If you ever thought that the 2020 saga is coming to an end with the coronavirus, you got it wrong. A deadly disease transmitted by mosquitoes known as Eastern Equine Encephalitis Virus or EEEV is brewing in Northeastern areas in the United States, such as Michigan and Massachusetts. Keep reading to learn more about this deadly virus that are making headlines as the first chapter of the second half of 2020.
EEEV first made headlines in 2019, when around a dozen people died after getting bitten by an infected insect. Preparations for the mosquito season have started already, but should you get a heads up about it?
What Is Eastern Equine Encephalitis?
EEEV is an arbovirus, which is a virus that can be spread by a mosquito or other arthropod. West Nile also belongs to the same category. EEEV is most commonly found along the Great Lakes and the Gulf Coast, in the Northeastern United States. Although it’s rare, it’s extremely fatal, causing death by brain inflammation. Though people in all ages can get infected, people above fifty and below fifteen are more vulnerable to the disease. The virus is neither transmitted from human to human nor other animals to human. It is only transmitted from infected mosquito to other animals and infected mosquito to human.
How Does EEEV Spread?
Similar to the West Nile virus, EEEV transmits according to the amplification cycle. First, infected mosquitoes feed on uninfected birds and infect them. Then, uninfected mosquitoes that feed on the same bird or on infected humans also catch the virus, further spreading it to a greater magnitude. In conclusion, the only way a human gets infected is by being exposed to mosquito bites, so it’s possible to avoid the disease by avoiding mosquito bites.
What Are The Symptoms Of EEEV?
Symptoms usually develop from 4-10 days after getting infected, resulting in a systemic fever or a neurological disease such as meningitis or encephalitis. Majority of EEEV patients recover in one or two weeks if the nervous system isn’t affected. Fever, headache, vomiting, diarrhea, changes in behavioral patterns, sleepiness and coma are indications of a neurological disease. These symptoms might be visible in teens and adults, after few days of systemic illness.
Although the rate of infection of this virus is very low, one third of people who catch the virus die, often leaving the remaining two third with permanent damages to their health. These include irreversible brain damage, personality disorders, intellectual impairment, seizures, paralysis and cranial nerve dysfunction. Since there’s still no vaccine or specific treatment for this deadly infection, anyone who suspect they’ve got the disease should seek immediate medical care.
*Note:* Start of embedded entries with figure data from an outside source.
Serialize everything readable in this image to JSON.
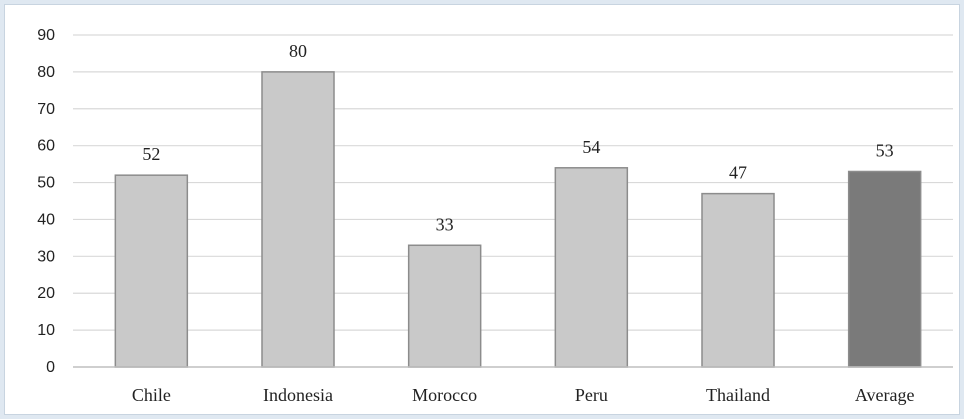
{
  "chart_data": {
    "type": "bar",
    "title": "",
    "xlabel": "",
    "ylabel": "",
    "categories": [
      "Chile",
      "Indonesia",
      "Morocco",
      "Peru",
      "Thailand",
      "Average"
    ],
    "values": [
      52,
      80,
      33,
      54,
      47,
      53
    ],
    "data_labels": [
      "52",
      "80",
      "33",
      "54",
      "47",
      "53"
    ],
    "ylim": [
      0,
      90
    ],
    "yticks": [
      "0",
      "10",
      "20",
      "30",
      "40",
      "50",
      "60",
      "70",
      "80",
      "90"
    ],
    "grid": "horizontal",
    "legend": "none",
    "colors": {
      "bar": "#c9c9c9",
      "bar_highlight": "#7a7a7a",
      "bar_border": "#8c8c8c",
      "grid": "#d9d9d9",
      "axis": "#bfbfbf"
    },
    "highlight_category": "Average"
  }
}
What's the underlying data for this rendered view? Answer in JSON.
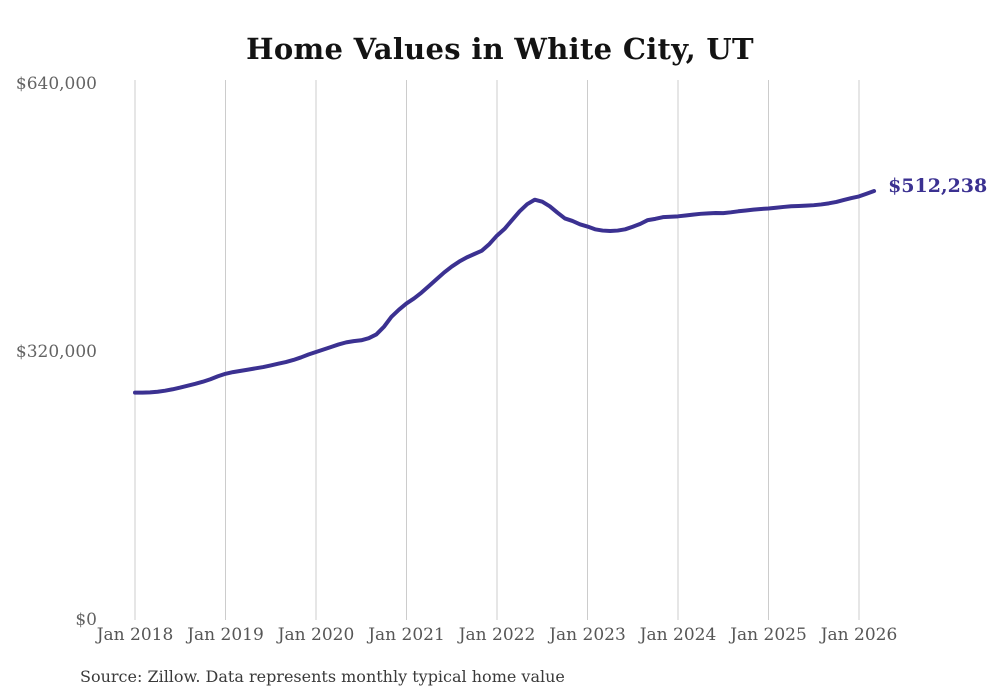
{
  "title": "Home Values in White City, UT",
  "source_note": "Source: Zillow. Data represents monthly typical home value",
  "colors": {
    "line": "#3b3191",
    "end_label": "#3b3191",
    "grid": "#cccccc",
    "y_axis_text": "#636363",
    "x_axis_text": "#565656",
    "title_text": "#131313",
    "source_text": "#3a3a3a",
    "background": "#ffffff"
  },
  "chart_data": {
    "type": "line",
    "title": "Home Values in White City, UT",
    "xlabel": "",
    "ylabel": "",
    "ylim": [
      0,
      640000
    ],
    "y_tick_values": [
      0,
      320000,
      640000
    ],
    "y_tick_labels": [
      "$0",
      "$320,000",
      "$640,000"
    ],
    "x_tick_labels": [
      "Jan 2018",
      "Jan 2019",
      "Jan 2020",
      "Jan 2021",
      "Jan 2022",
      "Jan 2023",
      "Jan 2024",
      "Jan 2025",
      "Jan 2026"
    ],
    "grid": "vertical-only",
    "legend": "none",
    "end_annotation": {
      "text": "$512,238",
      "value": 512238
    },
    "series": [
      {
        "name": "Monthly typical home value",
        "start_month": "2018-01",
        "months_per_point": 1,
        "values": [
          271500,
          271500,
          271800,
          272500,
          273800,
          275500,
          277500,
          279800,
          282000,
          284500,
          287500,
          291000,
          294000,
          296000,
          297500,
          299000,
          300500,
          302000,
          304000,
          306000,
          308000,
          310500,
          313500,
          317000,
          320000,
          323000,
          326000,
          329000,
          331500,
          333000,
          334000,
          336500,
          341000,
          350000,
          362000,
          370500,
          378000,
          384000,
          391000,
          399000,
          407000,
          415000,
          422000,
          428000,
          433000,
          437000,
          441000,
          449000,
          459000,
          467000,
          477500,
          488000,
          496500,
          501800,
          499500,
          494000,
          486500,
          479500,
          476500,
          472500,
          469800,
          466500,
          465000,
          464500,
          465000,
          466500,
          469500,
          473000,
          477500,
          479000,
          481000,
          481500,
          482000,
          483000,
          484000,
          485000,
          485500,
          486000,
          485800,
          486800,
          488000,
          489000,
          490000,
          490800,
          491300,
          492200,
          493200,
          494000,
          494400,
          494800,
          495300,
          496200,
          497500,
          499200,
          501500,
          503800,
          505800,
          509000,
          512238
        ]
      }
    ]
  }
}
How To Avoid Getting Infected?
Since there’s no medicine, prevention is the best medicine. Avoiding mosquito bites is the only way to avoid the virus. Many steps can be taken for this, such as covering your hands and legs thoroughly when going out during dusk and dawn, spraying yourself with a DEET-containing bug repellent, a bio-pesticide, or a natural insect repellent when going to a place abundant with mosquitoes, removing any standing water on your property to minimize the breeding of mosquitoes, making sure the roof gutters drain properly, destroying the places that can act as a breeding ground for mosquitoes, regularly cleaning and chlorinating swimming pools, tubs, and outdoor saunas, and making sure that the doors and windows fit perfectly and are in good condition.
Do You Need To Worry?
Owing to the fact that EEEV is extremely rare, there’s no need to panic, but it’s important to be well aware of the circumstances, because prevention is better than cure!
According to Mark Fischer, a medical epidemiologist, although EEEV is a severe disease, the numbers are very much smaller than the West Nile virus. Seven cases are annually reported in America in average, which is far less than the amount of West Nile virus cases, which usually exceed hundred every year. From 2009 to 2018, there were only 72 confirmed cases of EEEV. But, there was a sudden increase in the count in 2019, a phenomenon that’s observed every few years, of which the exact reason is still unknown.
Most of the records from researches carried out regarding this virus are decades old, therefore they do not correlate much with the present situation.
For now, however, the number of cases is too low for the experts to develop a vaccine. So the best way to protect yourself from this fatal disease is avoiding mosquito bites by wearing protective clothes, avoiding areas where mosquitoes are abundant and using mosquito repellents.